Paween also mentioned the challenges faced by the Thai film industry, such as limited budgets and difficulties in securing talented actors. Many actors now prefer working on TV series rather than films. The number of Thai films produced each year is relatively low, ranging 30 to 40, and most of them are horror films. In contrast, Ho highlighted the significant support provided by the Hong Kong government to young filmmakers through funding opportunities, allowing them to actualize their dreams of filmmaking and directing. Both directors shared their personal struggles as new directors and the journey of creating their first film. At last, they offered advice to the students aspiring to become directors, with Ho emphasizing the importance of persistence and not giving up easily while pursuing their dream of directing.


Presented and funded by Create Hong Kong, Hong Kong Film Development Fund, Co-presented by Asian Film Awards Academy, in collaboration with House Cinema, and supported by Hong Kong Economic and Trade Office in Bangkok. “Next Generation: Emerging Directors Exhibition & Hong Kong Film Gala Presentation”, was one of the highlighted events of Hong Kong Week 2023@Bangkok. It showcased the best of Hong Kong arts and culture, opened at House Cinema (Samyan Mitrtown) from 22 October to 11 November 2023 with the exhibition and screening programme.

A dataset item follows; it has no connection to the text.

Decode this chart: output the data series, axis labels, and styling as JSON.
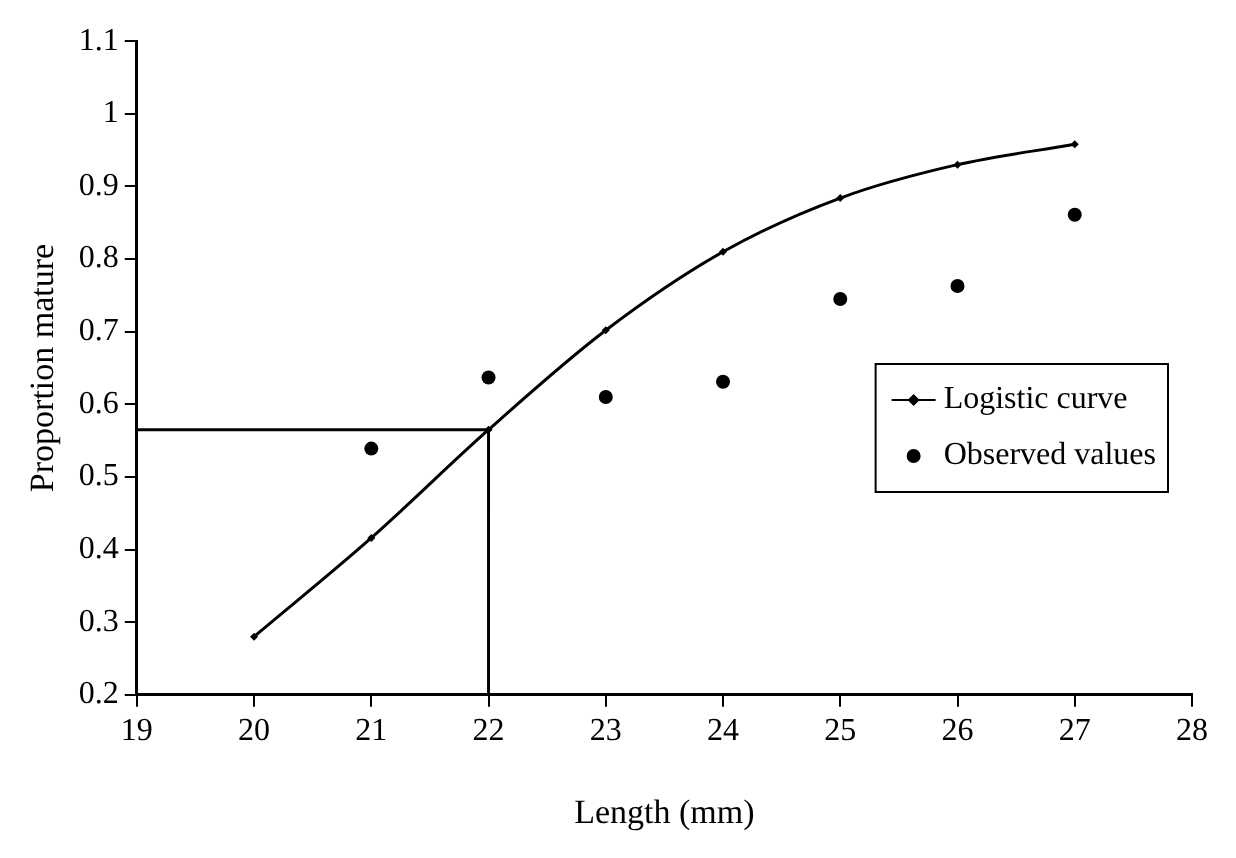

Screening programmes includes “A Light Never Goes Out” directed by Anastasia Tsang, “Hong Kong Family” directed by Tsang Hing Weng Eric, “Over My Dead Body” directed by Ho Cheuk Tin, “Mad Fate” directed by Cheang Pou-soi, “Elegies” directed by Ann Hui and “Nomad” directed by Patrick Tam. 10 films showcasing in the exhibitions includes “A Guilty Conscience” directed by Jack Ng, “A Light Never Goes Out” directed by Anastasia Tsang, “Hong Kong Family” directed by Tsang Hing Weng Eric, “My Prince Edward” directed by Norris Wong, “Hand Rolled Cigarette” directed by Chan Kin Long, “A Sparring Partner” and “Over My Dead Body” directed by Ho Cheuk Tin, “Sunshine Of My Life” directed by Judy Chu and “Lost Love” directed by Ka Shing Fung.